Opinião: Inepta deputação

Com a entrada em vigor da lei 69/2021, de 20 de Outubro, a partir de 1 de Janeiro de 2022, passou a ser possível, em todas as Juntas de Freguesia, a opção para os Presidentes de Junta poderem exercer o seu mandato em regime de meio tempo, sendo esses custos suportados pelo Orçamento do Estado, ou seja, os Presidentes de Junta, que optarem por esta solução, passam a auferir vencimento.


A mesma lei estatui que o Presidente de Junta pode delegar o exercício do Regime em questão noutro membro da Junta de Freguesia. Nesse sentido, essa delegação terá de ser aprovada em reunião de Junta, elaborada a respectiva acta e enviada para a Direcção Geral das Autarquias Locais (DGAL).


Até aqui parece tudo dentro da normalidade. Mas puro engano. Quando o legislador decidiu elaborar a Proposta de Lei, em questão, antes da sua
aprovação, pela Assembleia da República, publicação e entrada em vigor, deveria ter esclarecido as seguintes questões:

A primeira questão que deveria ter sido aclarada juridicamente, era a seguinte: podem os funcionários públicos acumular o meio tempo, com as funções públicas que desempenham, ou têm de ficar em Comissão extraordinária de serviço?

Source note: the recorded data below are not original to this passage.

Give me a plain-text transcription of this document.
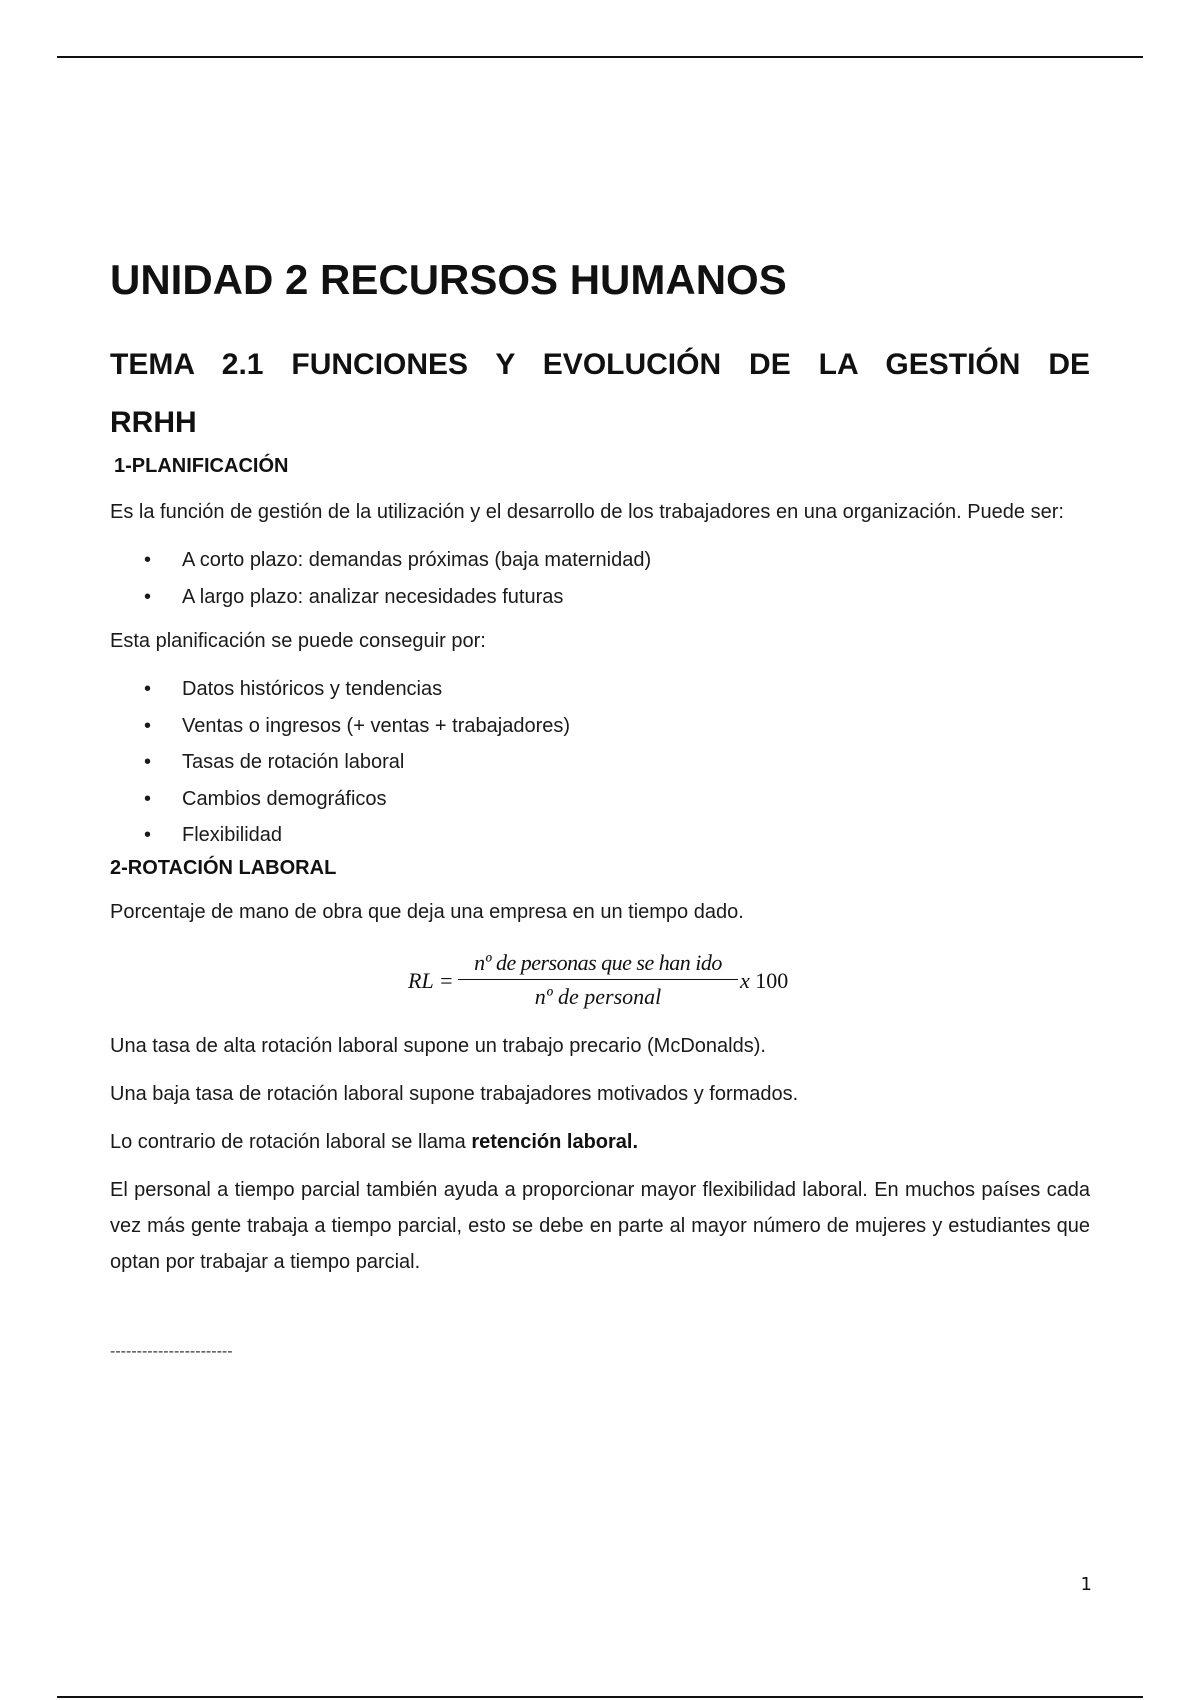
UNIDAD 2 RECURSOS HUMANOS
TEMA 2.1 FUNCIONES Y EVOLUCIÓN DE LA GESTIÓN DE RRHH
1-PLANIFICACIÓN

Es la función de gestión de la utilización y el desarrollo de los trabajadores en una organización. Puede ser:

• A corto plazo: demandas próximas (baja maternidad)
• A largo plazo: analizar necesidades futuras

Esta planificación se puede conseguir por:

• Datos históricos y tendencias
• Ventas o ingresos (+ ventas + trabajadores)
• Tasas de rotación laboral
• Cambios demográficos
• Flexibilidad
2-ROTACIÓN LABORAL

Porcentaje de mano de obra que deja una empresa en un tiempo dado.

RL =
nº de personas que se han ido
nº de personal
x 100

Una tasa de alta rotación laboral supone un trabajo precario (McDonalds).

Una baja tasa de rotación laboral supone trabajadores motivados y formados.

Lo contrario de rotación laboral se llama retención laboral.

El personal a tiempo parcial también ayuda a proporcionar mayor flexibilidad laboral. En muchos países cada vez más gente trabaja a tiempo parcial, esto se debe en parte al mayor número de mujeres y estudiantes que optan por trabajar a tiempo parcial.

-----------------------
1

Têm sido várias as opiniões sobre este tema, uns a dizer que sim, que podem acumular (como por exemplo, parecer da ANAFRE), outros a dizer que não.

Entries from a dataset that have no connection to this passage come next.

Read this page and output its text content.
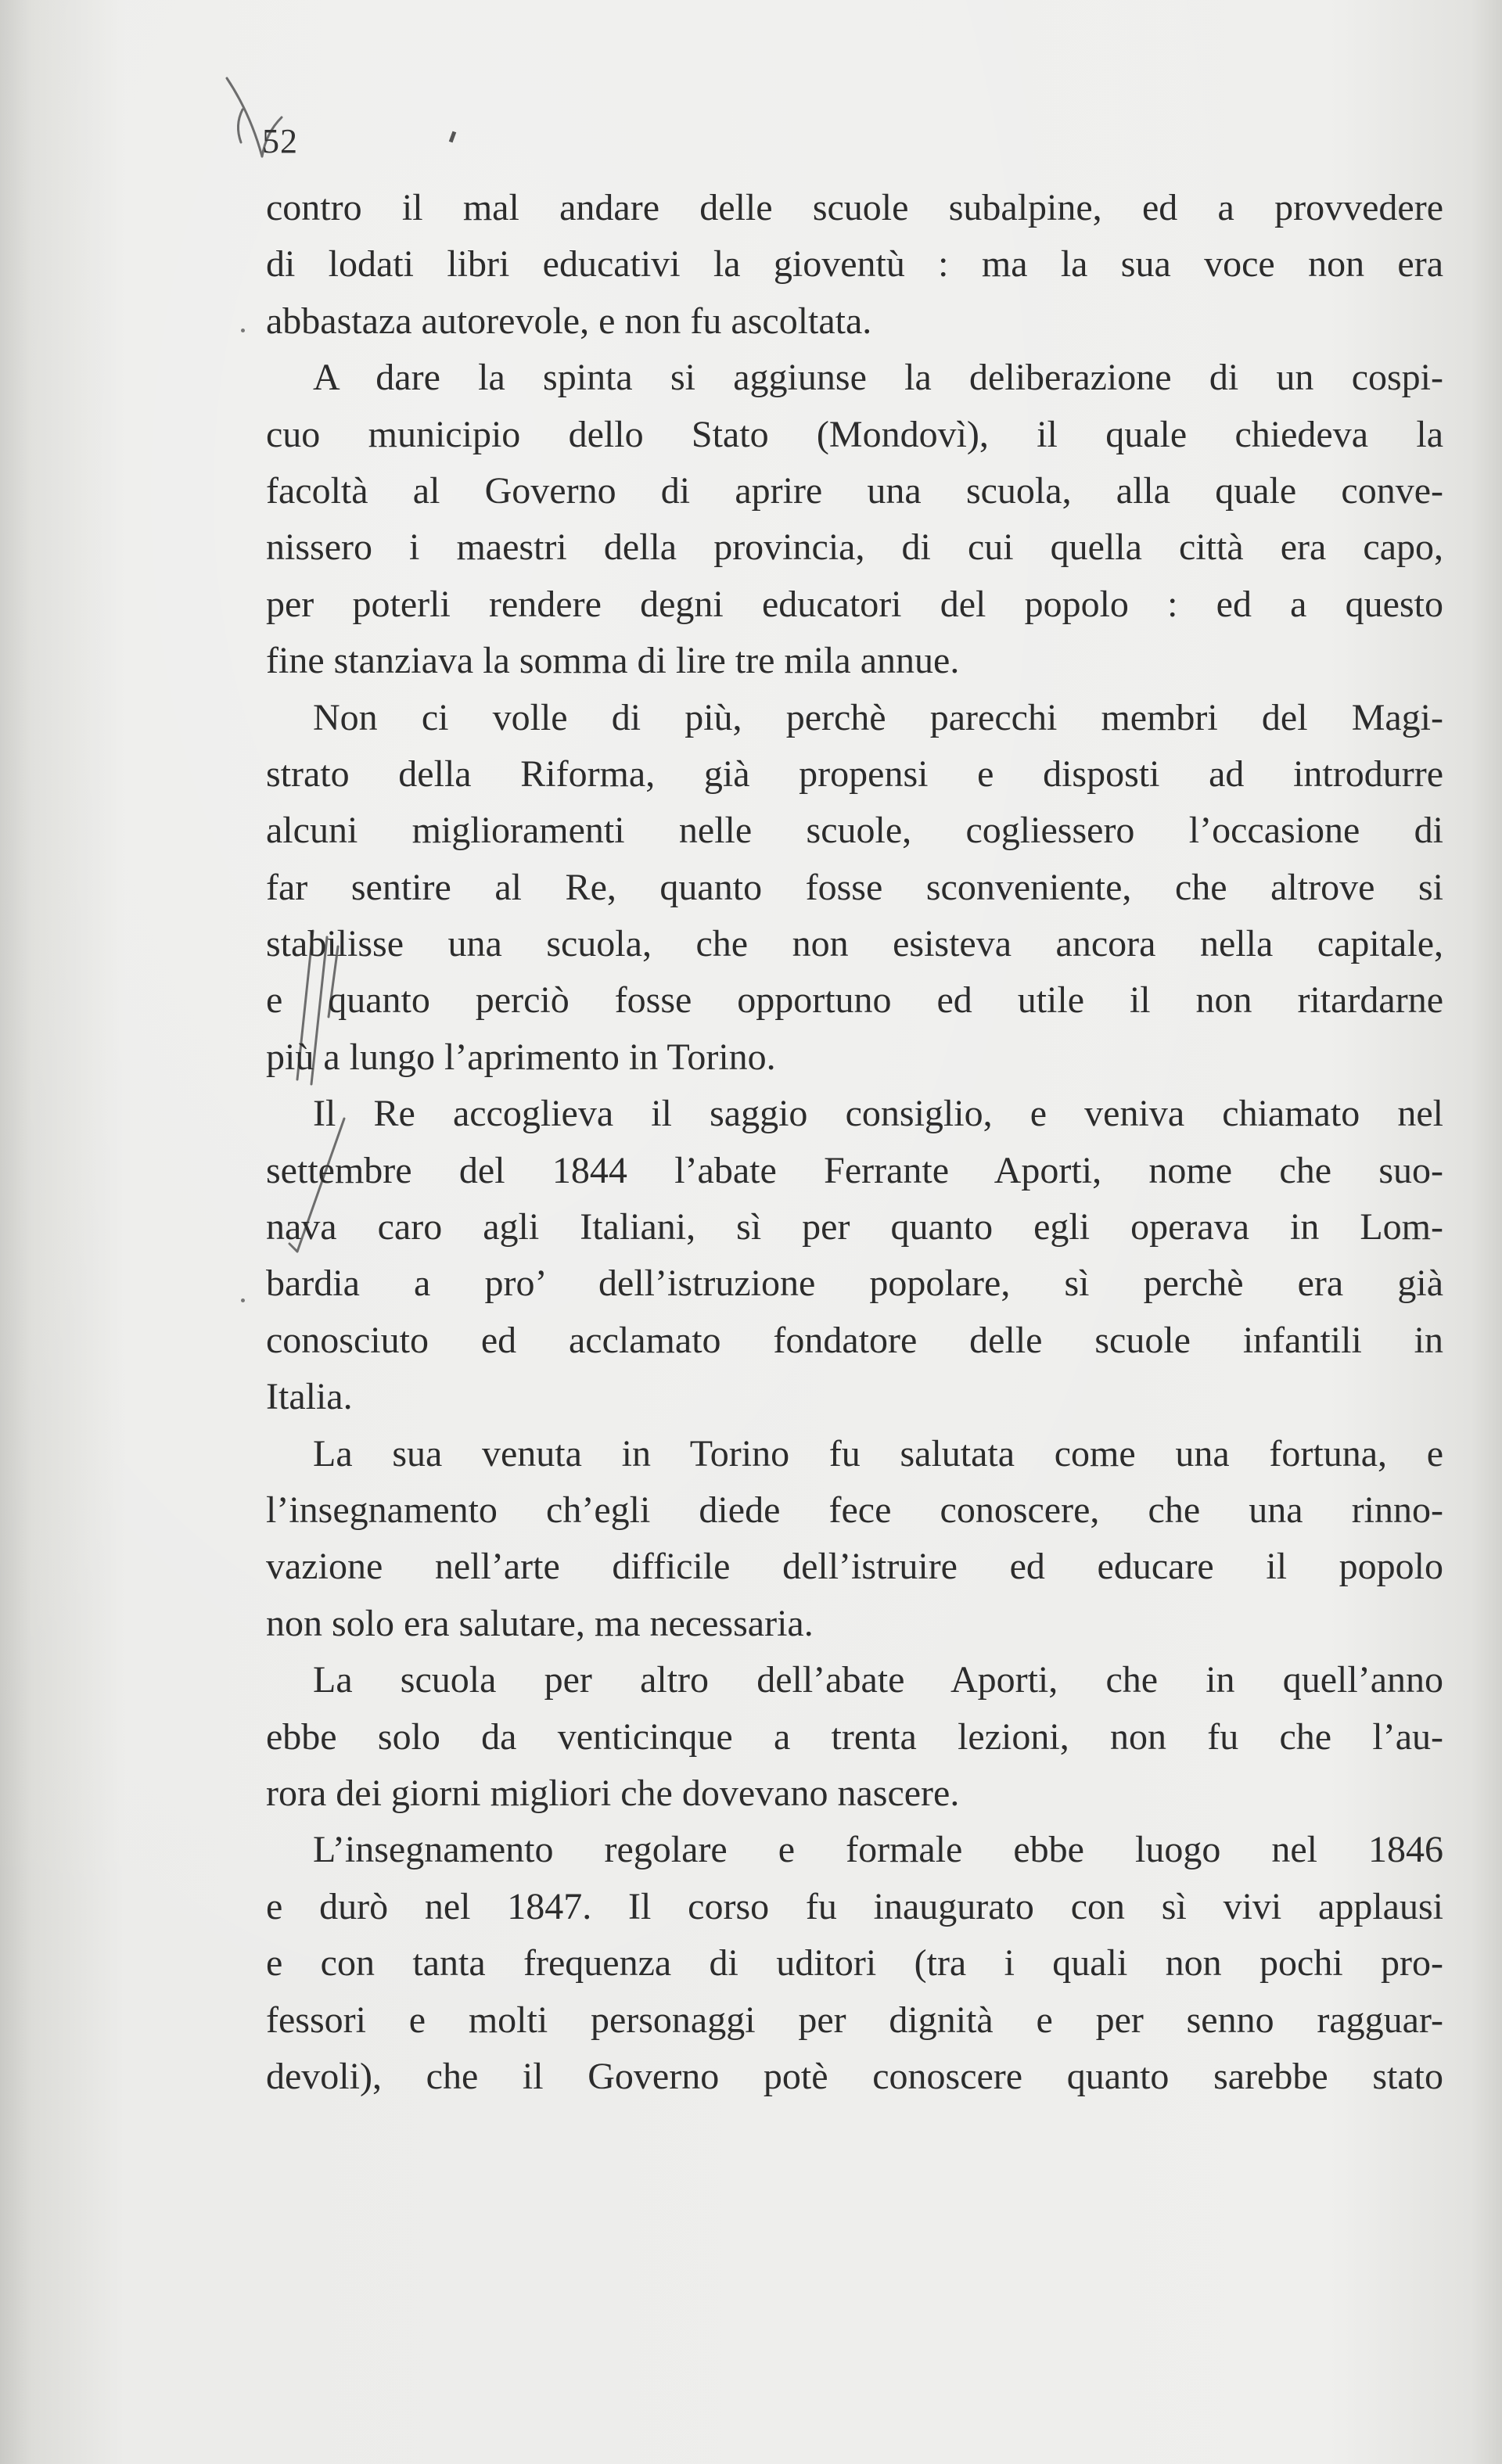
52
contro il mal andare delle scuole subalpine, ed a provvedere
di lodati libri educativi la gioventù : ma la sua voce non era
abbastaza autorevole, e non fu ascoltata.
A dare la spinta si aggiunse la deliberazione di un cospi-
cuo municipio dello Stato (Mondovì), il quale chiedeva la
facoltà al Governo di aprire una scuola, alla quale conve-
nissero i maestri della provincia, di cui quella città era capo,
per poterli rendere degni educatori del popolo : ed a questo
fine stanziava la somma di lire tre mila annue.
Non ci volle di più, perchè parecchi membri del Magi-
strato della Riforma, già propensi e disposti ad introdurre
alcuni miglioramenti nelle scuole, cogliessero l’occasione di
far sentire al Re, quanto fosse sconveniente, che altrove si
stabilisse una scuola, che non esisteva ancora nella capitale,
e quanto perciò fosse opportuno ed utile il non ritardarne
più a lungo l’aprimento in Torino.
Il Re accoglieva il saggio consiglio, e veniva chiamato nel
settembre del 1844 l’abate Ferrante Aporti, nome che suo-
nava caro agli Italiani, sì per quanto egli operava in Lom-
bardia a pro’ dell’istruzione popolare, sì perchè era già
conosciuto ed acclamato fondatore delle scuole infantili in
Italia.
La sua venuta in Torino fu salutata come una fortuna, e
l’insegnamento ch’egli diede fece conoscere, che una rinno-
vazione nell’arte difficile dell’istruire ed educare il popolo
non solo era salutare, ma necessaria.
La scuola per altro dell’abate Aporti, che in quell’anno
ebbe solo da venticinque a trenta lezioni, non fu che l’au-
rora dei giorni migliori che dovevano nascere.
L’insegnamento regolare e formale ebbe luogo nel 1846
e durò nel 1847. Il corso fu inaugurato con sì vivi applausi
e con tanta frequenza di uditori (tra i quali non pochi pro-
fessori e molti personaggi per dignità e per senno ragguar-
devoli), che il Governo potè conoscere quanto sarebbe stato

Não sendo eu da área do direito e utilizando o principio da prudência, chamo à atenção para o parecer do Conselho Consultivo da Procuradoria Geral da
República 12/2015, que diz o seguinte: “o exercício do cargo de eleito em regime de tempo inteiro ou meio tempo não pode ser acumulado com um
emprego público sujeito ao regime estabelecido no artigo 21.º da LGTFP, já que as referidas funções não assumem natureza esporádica ou pontual sendo configuradas como atividade pública de índole profissional”.

(…)


Sem prejuízo, o exercício do mandato autárquico em regime de meio tempo por parte de trabalhadora com contrato de trabalho em funções públicas cabe na previsão do n.º 2 do artigo 22.º do EEL (aplicável ao caso conforme o artigo 11.º da Lei n.º 11/96, de 18.04), que estatui:

«Os funcionários e agentes do Estado, de quaisquer pessoas colectivas de direito público e de empresas públicas ou nacionalizadas que exerçam as funções de presidente de câmara municipal ou de vereador em regime de permanência ou de meio tempo consideram-se em comissão extraordinária de serviço público». Ou seja, o trabalhador pode exercer o seu mandato autárquico em regime de meio tempo, desde que o faça em comissão extraordinária de serviço público, tendo, para tal, de suspender o seu contrato na origem na mesma proporção (meio tempo).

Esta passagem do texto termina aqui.